After experimenting a bit, and going back and forth, we finally settled on adding a MAJ token: each word that begins with a capital is lower cased (as before) but we add xxmaj in front of it to tell the model. It appears to help a little bit.
There is a new pretrained model to match that change: you’ll find it in URLs.WT103_1
The text example notebook has been updated to use it (and went from 79% to 84.5% accuracy in the process!)
Sorry, I didn’t see the question in another topic before posting here.

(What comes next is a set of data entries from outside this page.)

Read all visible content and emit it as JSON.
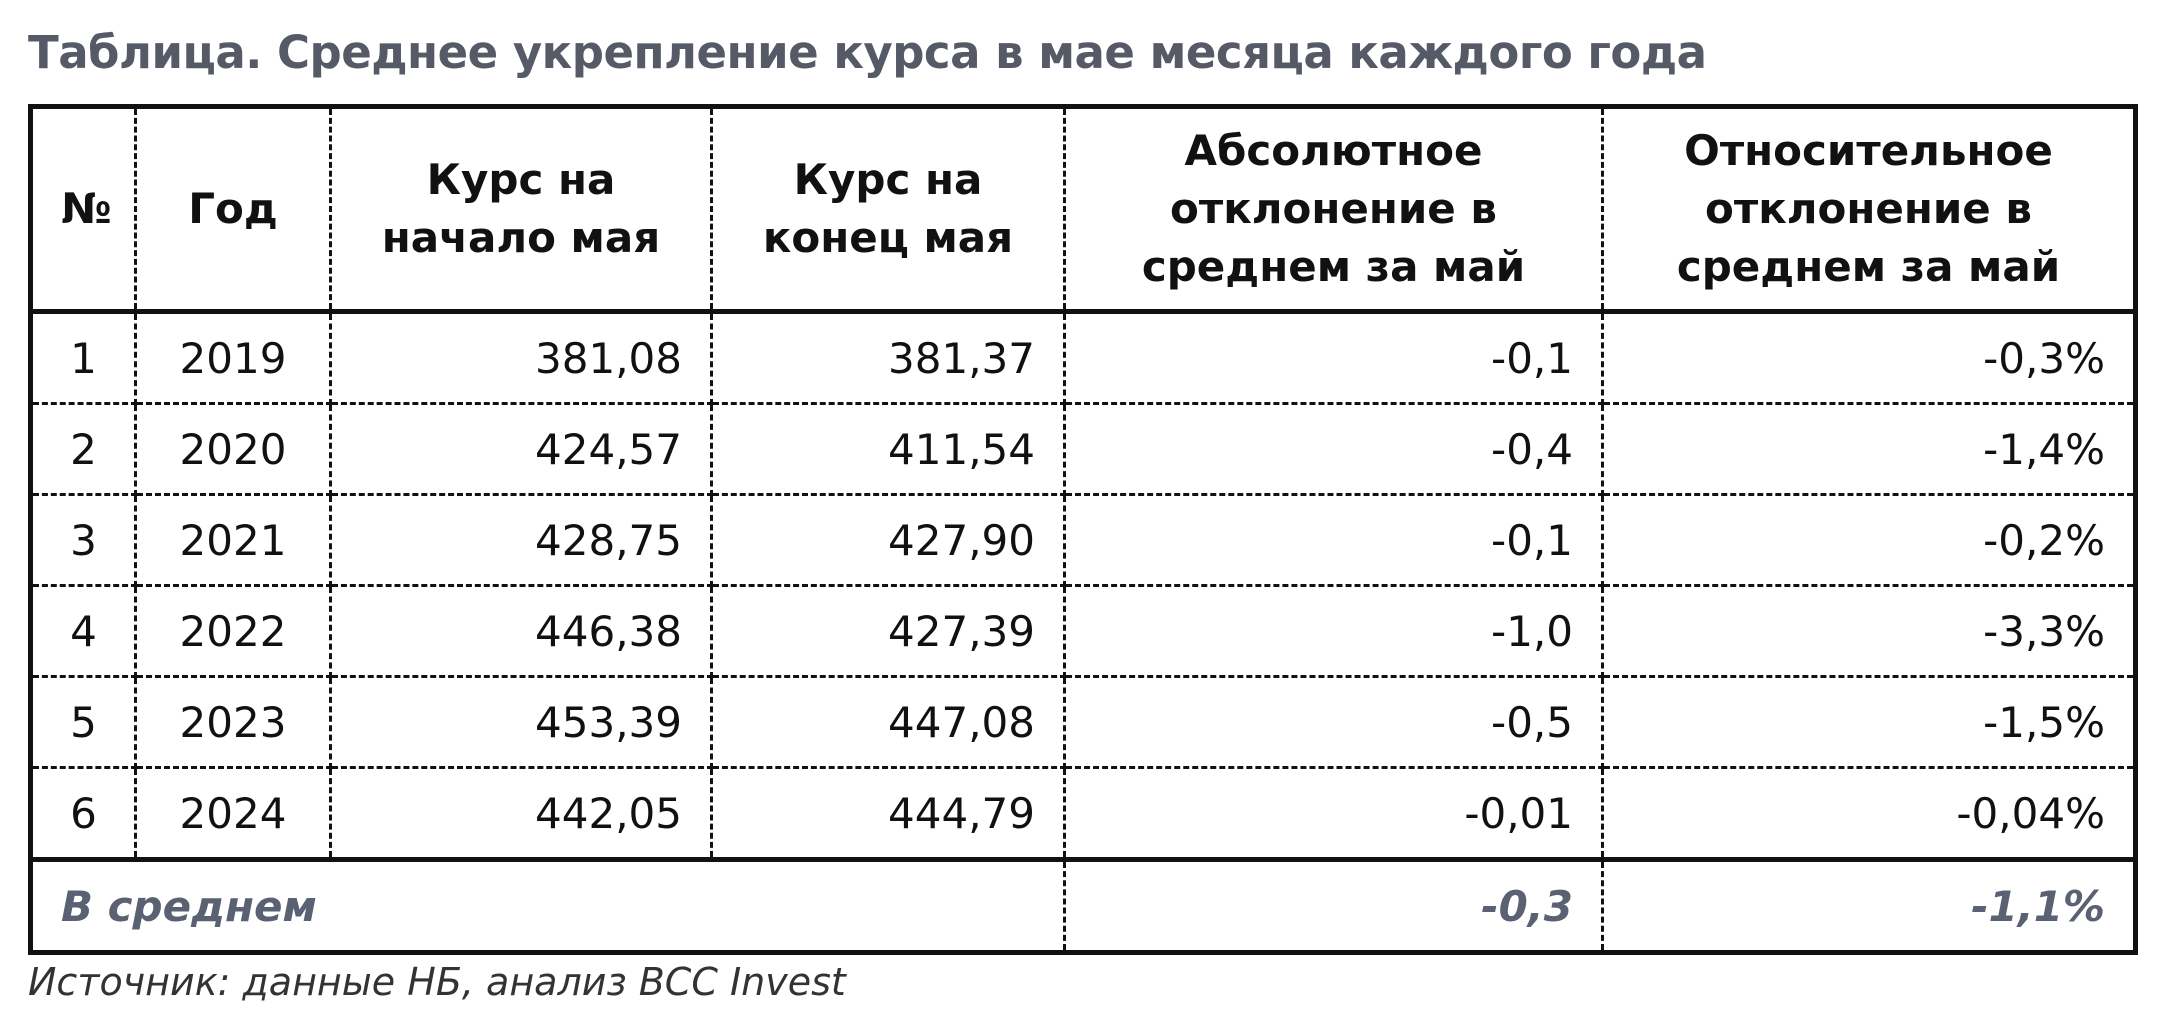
{
  "title": "Таблица. Среднее укрепление курса в мае месяца каждого года",
  "table": {
    "headers": [
      "№",
      "Год",
      "Курс на начало мая",
      "Курс на конец мая",
      "Абсолютное отклонение в среднем за май",
      "Относительное отклонение в среднем за май"
    ],
    "rows": [
      [
        "1",
        "2019",
        "381,08",
        "381,37",
        "-0,1",
        "-0,3%"
      ],
      [
        "2",
        "2020",
        "424,57",
        "411,54",
        "-0,4",
        "-1,4%"
      ],
      [
        "3",
        "2021",
        "428,75",
        "427,90",
        "-0,1",
        "-0,2%"
      ],
      [
        "4",
        "2022",
        "446,38",
        "427,39",
        "-1,0",
        "-3,3%"
      ],
      [
        "5",
        "2023",
        "453,39",
        "447,08",
        "-0,5",
        "-1,5%"
      ],
      [
        "6",
        "2024",
        "442,05",
        "444,79",
        "-0,01",
        "-0,04%"
      ]
    ],
    "footer": {
      "label": "В среднем",
      "values": [
        "-0,3",
        "-1,1%"
      ]
    }
  },
  "source": "Источник: данные НБ, анализ BCC Invest"
}
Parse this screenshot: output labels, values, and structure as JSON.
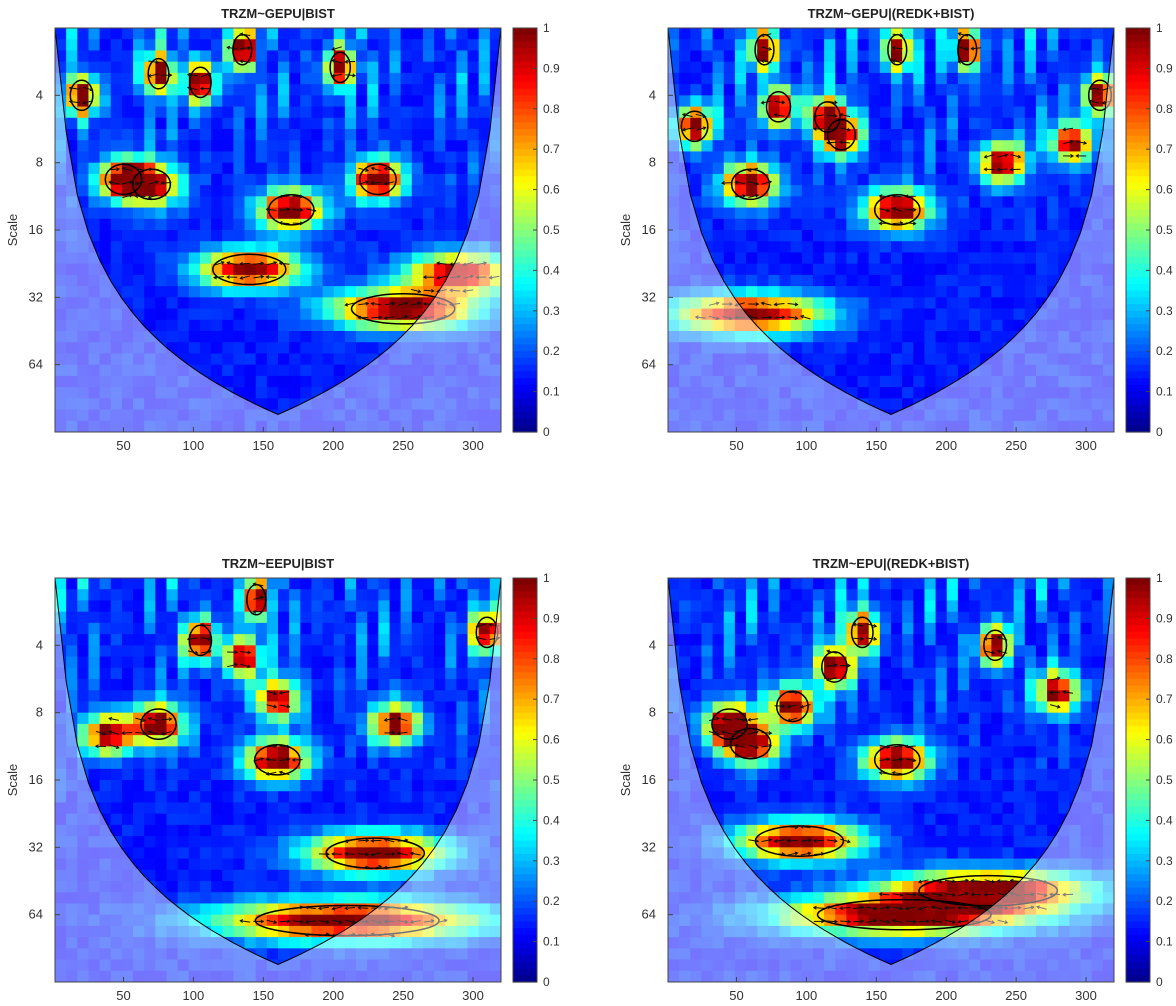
{
  "chart_data": [
    {
      "type": "heatmap",
      "title": "TRZM~GEPU|BIST",
      "xlabel": "",
      "ylabel": "Scale",
      "x_ticks": [
        50,
        100,
        150,
        200,
        250,
        300
      ],
      "y_ticks": [
        "4",
        "8",
        "16",
        "32",
        "64"
      ],
      "xlim": [
        1,
        320
      ],
      "ylim_scale": [
        2,
        128
      ],
      "colorbar_ticks": [
        "0",
        "0.1",
        "0.2",
        "0.3",
        "0.4",
        "0.5",
        "0.6",
        "0.7",
        "0.8",
        "0.9",
        "1"
      ],
      "colorbar_range": [
        0,
        1
      ],
      "colormap": "jet",
      "cone_of_influence": true,
      "high_coherence_regions": [
        {
          "x": 20,
          "scale": 4,
          "value": 0.92
        },
        {
          "x": 50,
          "scale": 9.5,
          "value": 0.95
        },
        {
          "x": 70,
          "scale": 10,
          "value": 0.9
        },
        {
          "x": 75,
          "scale": 3.2,
          "value": 0.93
        },
        {
          "x": 105,
          "scale": 3.5,
          "value": 0.95
        },
        {
          "x": 135,
          "scale": 2.5,
          "value": 0.96
        },
        {
          "x": 170,
          "scale": 13,
          "value": 0.93
        },
        {
          "x": 205,
          "scale": 3,
          "value": 0.97
        },
        {
          "x": 232,
          "scale": 9.5,
          "value": 0.97
        },
        {
          "x": 140,
          "scale": 24,
          "value": 0.9
        },
        {
          "x": 250,
          "scale": 36,
          "value": 0.92
        },
        {
          "x": 290,
          "scale": 25,
          "value": 0.85
        }
      ]
    },
    {
      "type": "heatmap",
      "title": "TRZM~GEPU|(REDK+BIST)",
      "xlabel": "",
      "ylabel": "Scale",
      "x_ticks": [
        50,
        100,
        150,
        200,
        250,
        300
      ],
      "y_ticks": [
        "4",
        "8",
        "16",
        "32",
        "64"
      ],
      "xlim": [
        1,
        320
      ],
      "ylim_scale": [
        2,
        128
      ],
      "colorbar_ticks": [
        "0",
        "0.1",
        "0.2",
        "0.3",
        "0.4",
        "0.5",
        "0.6",
        "0.7",
        "0.8",
        "0.9",
        "1"
      ],
      "colorbar_range": [
        0,
        1
      ],
      "colormap": "jet",
      "cone_of_influence": true,
      "high_coherence_regions": [
        {
          "x": 20,
          "scale": 5.5,
          "value": 0.9
        },
        {
          "x": 60,
          "scale": 10,
          "value": 0.96
        },
        {
          "x": 70,
          "scale": 2.5,
          "value": 0.95
        },
        {
          "x": 80,
          "scale": 4.5,
          "value": 0.92
        },
        {
          "x": 115,
          "scale": 5,
          "value": 0.93
        },
        {
          "x": 125,
          "scale": 6,
          "value": 0.94
        },
        {
          "x": 165,
          "scale": 13,
          "value": 0.96
        },
        {
          "x": 165,
          "scale": 2.5,
          "value": 0.95
        },
        {
          "x": 215,
          "scale": 2.5,
          "value": 0.93
        },
        {
          "x": 240,
          "scale": 8,
          "value": 0.88
        },
        {
          "x": 290,
          "scale": 6.5,
          "value": 0.85
        },
        {
          "x": 310,
          "scale": 4,
          "value": 0.9
        },
        {
          "x": 60,
          "scale": 38,
          "value": 0.88
        }
      ]
    },
    {
      "type": "heatmap",
      "title": "TRZM~EEPU|BIST",
      "xlabel": "",
      "ylabel": "Scale",
      "x_ticks": [
        50,
        100,
        150,
        200,
        250,
        300
      ],
      "y_ticks": [
        "4",
        "8",
        "16",
        "32",
        "64"
      ],
      "xlim": [
        1,
        320
      ],
      "ylim_scale": [
        2,
        128
      ],
      "colorbar_ticks": [
        "0",
        "0.1",
        "0.2",
        "0.3",
        "0.4",
        "0.5",
        "0.6",
        "0.7",
        "0.8",
        "0.9",
        "1"
      ],
      "colorbar_range": [
        0,
        1
      ],
      "colormap": "jet",
      "cone_of_influence": true,
      "high_coherence_regions": [
        {
          "x": 40,
          "scale": 10,
          "value": 0.88
        },
        {
          "x": 75,
          "scale": 9,
          "value": 0.94
        },
        {
          "x": 105,
          "scale": 3.8,
          "value": 0.93
        },
        {
          "x": 145,
          "scale": 2.5,
          "value": 0.92
        },
        {
          "x": 135,
          "scale": 4.5,
          "value": 0.88
        },
        {
          "x": 160,
          "scale": 7,
          "value": 0.85
        },
        {
          "x": 160,
          "scale": 13,
          "value": 0.93
        },
        {
          "x": 245,
          "scale": 9,
          "value": 0.85
        },
        {
          "x": 310,
          "scale": 3.5,
          "value": 0.9
        },
        {
          "x": 230,
          "scale": 34,
          "value": 0.92
        },
        {
          "x": 210,
          "scale": 68,
          "value": 0.95
        }
      ]
    },
    {
      "type": "heatmap",
      "title": "TRZM~EPU|(REDK+BIST)",
      "xlabel": "",
      "ylabel": "Scale",
      "x_ticks": [
        50,
        100,
        150,
        200,
        250,
        300
      ],
      "y_ticks": [
        "4",
        "8",
        "16",
        "32",
        "64"
      ],
      "xlim": [
        1,
        320
      ],
      "ylim_scale": [
        2,
        128
      ],
      "colorbar_ticks": [
        "0",
        "0.1",
        "0.2",
        "0.3",
        "0.4",
        "0.5",
        "0.6",
        "0.7",
        "0.8",
        "0.9",
        "1"
      ],
      "colorbar_range": [
        0,
        1
      ],
      "colormap": "jet",
      "cone_of_influence": true,
      "high_coherence_regions": [
        {
          "x": 45,
          "scale": 9,
          "value": 0.96
        },
        {
          "x": 60,
          "scale": 11,
          "value": 0.93
        },
        {
          "x": 90,
          "scale": 7.5,
          "value": 0.94
        },
        {
          "x": 120,
          "scale": 5,
          "value": 0.96
        },
        {
          "x": 140,
          "scale": 3.5,
          "value": 0.93
        },
        {
          "x": 165,
          "scale": 13,
          "value": 0.95
        },
        {
          "x": 235,
          "scale": 4,
          "value": 0.9
        },
        {
          "x": 280,
          "scale": 6.5,
          "value": 0.88
        },
        {
          "x": 95,
          "scale": 30,
          "value": 0.9
        },
        {
          "x": 170,
          "scale": 64,
          "value": 0.97
        },
        {
          "x": 230,
          "scale": 50,
          "value": 0.95
        }
      ]
    }
  ]
}
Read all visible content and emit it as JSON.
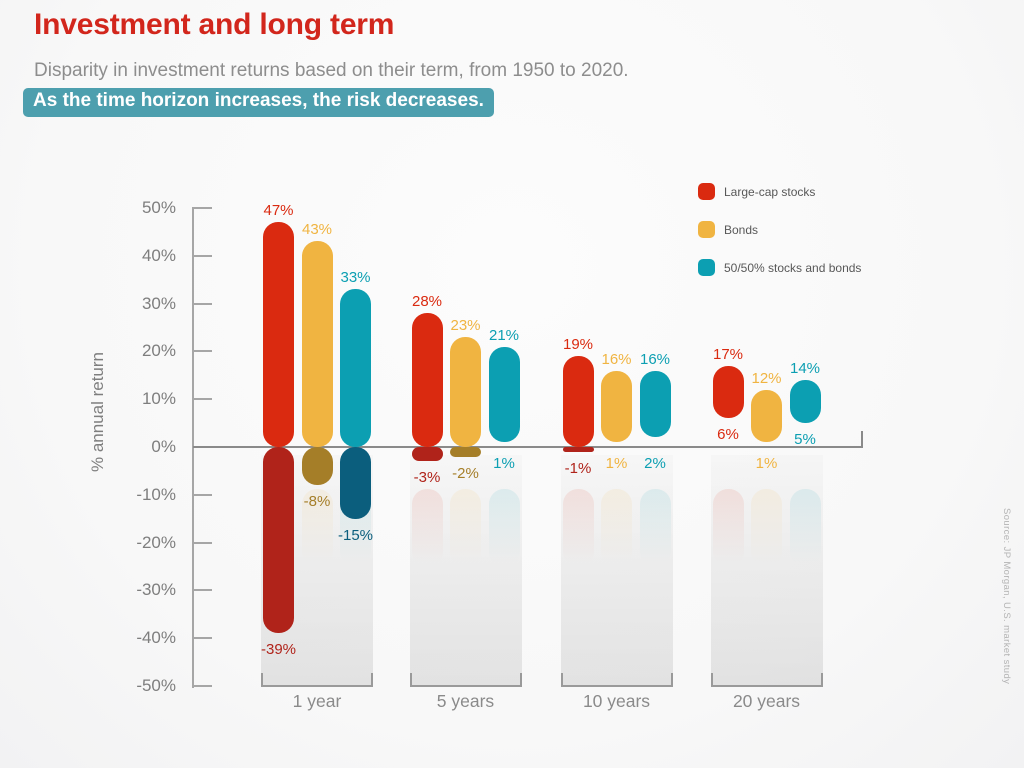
{
  "header": {
    "title": "Investment and long term",
    "subtitle": "Disparity in investment returns based on their term, from 1950 to 2020.",
    "highlight": "As the time horizon increases, the risk decreases."
  },
  "source_note": "Source: JP Morgan, U.S. market study",
  "colors": {
    "title_red": "#d2261c",
    "highlight_teal": "#4d9fae",
    "axis_gray": "#a6a6a6",
    "zero_line_gray": "#8a8a8a",
    "text_muted": "#8d8d8d"
  },
  "chart_data": {
    "type": "range-bar",
    "title": "",
    "ylabel": "% annual return",
    "ylim": [
      -50,
      50
    ],
    "y_tick_step": 10,
    "y_tick_suffix": "%",
    "grid": false,
    "legend_position": "top-right",
    "categories": [
      "1 year",
      "5 years",
      "10 years",
      "20 years"
    ],
    "series": [
      {
        "name": "Large-cap stocks",
        "color": "#da2a10",
        "negative_color": "#b0231a",
        "max_values": [
          47,
          28,
          19,
          17
        ],
        "min_values": [
          -39,
          -3,
          -1,
          6
        ]
      },
      {
        "name": "Bonds",
        "color": "#f0b441",
        "negative_color": "#a57e28",
        "max_values": [
          43,
          23,
          16,
          12
        ],
        "min_values": [
          -8,
          -2,
          1,
          1
        ]
      },
      {
        "name": "50/50% stocks and bonds",
        "color": "#0c9fb2",
        "negative_color": "#0b5e7d",
        "max_values": [
          33,
          21,
          16,
          14
        ],
        "min_values": [
          -15,
          1,
          2,
          5
        ]
      }
    ]
  }
}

A lot of stuff aimed at unifying the API accross applications just merged:
- every type of items now has a
reconstruct
method that does the opposite of.data
: taking the tensor data and creating the object back. -
show_batch
has been internally modified to actually grab a batch then showing it. -
show_results
now works across applications. - introducing
data.export()
that will save the internal information (classes, vocab in text, processors in tabular etc) need for inference in a file named ‘export.pkl’. You can then create anempty_data
object by usingDataBunch.load_empty(path)
(wherepath
points to where this ‘export.pkl’ file is). This also works across applications.
Breaking change:
As a result ImageDataBunch.single_from_classes
has been removed as the previous method is more general.
Awesome! Sylvain can you point me to the scripts you are using to create the pre-trained model, I’d like to see if I can get some improvements using BiLM training and qrnn.